Die Frau warf einen erschrockenen Blick auf den Stuhl, setzte sich dann aber steif auf die Kante. »Unser Herr, das dunkle Licht möge seine Lordschaft lange leben lassen, ist gütig. Er verwaltet das Erbe der Dunkelelben von Drun bis unser junger Herr alt genug ist, alles zu übernehmen. Unsere Herrin, Lady Elyn Drun lebt seit vielen Jahren in Abgeschiedenheit und Trauer um den Tod ihres Gatten und ihres ersten Sohnes und hat ihrem Bruder, Lord Harkon Conen das Amt überlassen. Lord Conen hat uns in dieser Zeit einige Umgangsformen beigebracht, auf deren Einhaltung er sehr viel Wert legt. Frauen von niedrigem Stand dürfen in seiner Anwesenheit nicht sprechen und essen, nicht sitzen und müssen den Kopf gesenkt halten. Sie dürfen sich nicht selbst verteidigen und nicht widersprechen. Über ihre Zukunft bestimmt zu allererst der Lord, dann der Vater oder der Ehemann.« Sie ruckelte ungemütlich auf dem Stuhl hin und her.

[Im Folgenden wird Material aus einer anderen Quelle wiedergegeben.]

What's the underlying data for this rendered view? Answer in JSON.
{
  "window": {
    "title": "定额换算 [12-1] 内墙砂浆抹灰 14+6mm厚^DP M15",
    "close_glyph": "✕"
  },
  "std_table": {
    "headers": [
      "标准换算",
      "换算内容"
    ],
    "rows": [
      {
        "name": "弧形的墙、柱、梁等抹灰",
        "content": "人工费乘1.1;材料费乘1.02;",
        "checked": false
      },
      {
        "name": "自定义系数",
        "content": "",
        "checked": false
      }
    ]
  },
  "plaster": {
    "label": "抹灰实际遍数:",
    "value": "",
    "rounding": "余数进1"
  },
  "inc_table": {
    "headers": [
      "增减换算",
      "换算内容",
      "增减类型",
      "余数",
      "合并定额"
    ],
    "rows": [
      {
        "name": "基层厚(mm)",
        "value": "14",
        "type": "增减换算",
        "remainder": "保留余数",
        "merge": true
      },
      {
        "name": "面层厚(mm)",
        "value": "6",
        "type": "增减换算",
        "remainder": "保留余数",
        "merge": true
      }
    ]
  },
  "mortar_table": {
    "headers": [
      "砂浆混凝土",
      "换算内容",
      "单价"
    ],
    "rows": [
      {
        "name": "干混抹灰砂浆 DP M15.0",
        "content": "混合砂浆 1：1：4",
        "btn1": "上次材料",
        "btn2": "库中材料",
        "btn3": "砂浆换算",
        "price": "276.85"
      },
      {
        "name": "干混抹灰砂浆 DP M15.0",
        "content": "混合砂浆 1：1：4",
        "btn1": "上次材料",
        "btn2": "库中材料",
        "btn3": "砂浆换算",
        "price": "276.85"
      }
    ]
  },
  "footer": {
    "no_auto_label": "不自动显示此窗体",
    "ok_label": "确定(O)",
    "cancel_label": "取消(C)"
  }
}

»Aha!«. Da blieb mir doch die Spucke weg. Ich war zu verblüfft, um etwas Vernünftiges herauszubringen. Jetzt war ich doch tatsächlich im Mittelalter gelandet. Ich ersparte mir zu fragen, warum sie sich das gefallen ließen. Vermutlich würde ich keine Antwort bekommen. Es war bestimmt nicht leicht aus so etwas auszubrechen. Ich sollte nicht vorschnell urteilen. Wer weiß was aus mir unter solchen Umständen geworden wäre. Sie tat mir jedenfalls unendlich leid, denn es ging ihr nicht besonders gut. Das war ja nicht zu übersehen. Aber ich konnte nichts für sie tun, ja nicht einmal für mich selbst. Statt weiter über Zustände zu grübeln, an denen ich nichts ändern konnte, fragte ich, »und Lady Drun, findet sie das denn … angemessen?«. Mir war plötzlich klar, dass die Wände hier Ohren hatten und ich sehr vorsichtig sein musste und das nicht nur wegen mir.

Die Dienerin sah mich mit einem schmerzlichen Blick an. Eine Antwort bekam ich nicht, aber ich hatte auch so verstanden. Ein Tyrann hatte das Zepter übernommen. Ich bohrte nicht weiter, da ich die Elbenfrau nicht in Gefahr bringen wollte.

Einer Eingebung folgende sagte ich, »Ich danke Ihnen. Noch eine Frage? Ist denn Lord Conen zurzeit anwesend?«.

Ein Lächeln huschte über ihre schmalen Lippen und sie schüttelte sacht den Kopf. Ich atmete erleichtert auf. Sie ging und nahm das restliche Essen mit. Ich kroch ins Bett und fragte mich, warum mich der junge Lord Drun zu seiner Mutter bringen wollte und nicht zu dem Tyrannen. Mir fielen die Augen zu und ich schlief ein. Ich merkte nicht mehr, wie ich sorgsam zugedeckt wurde.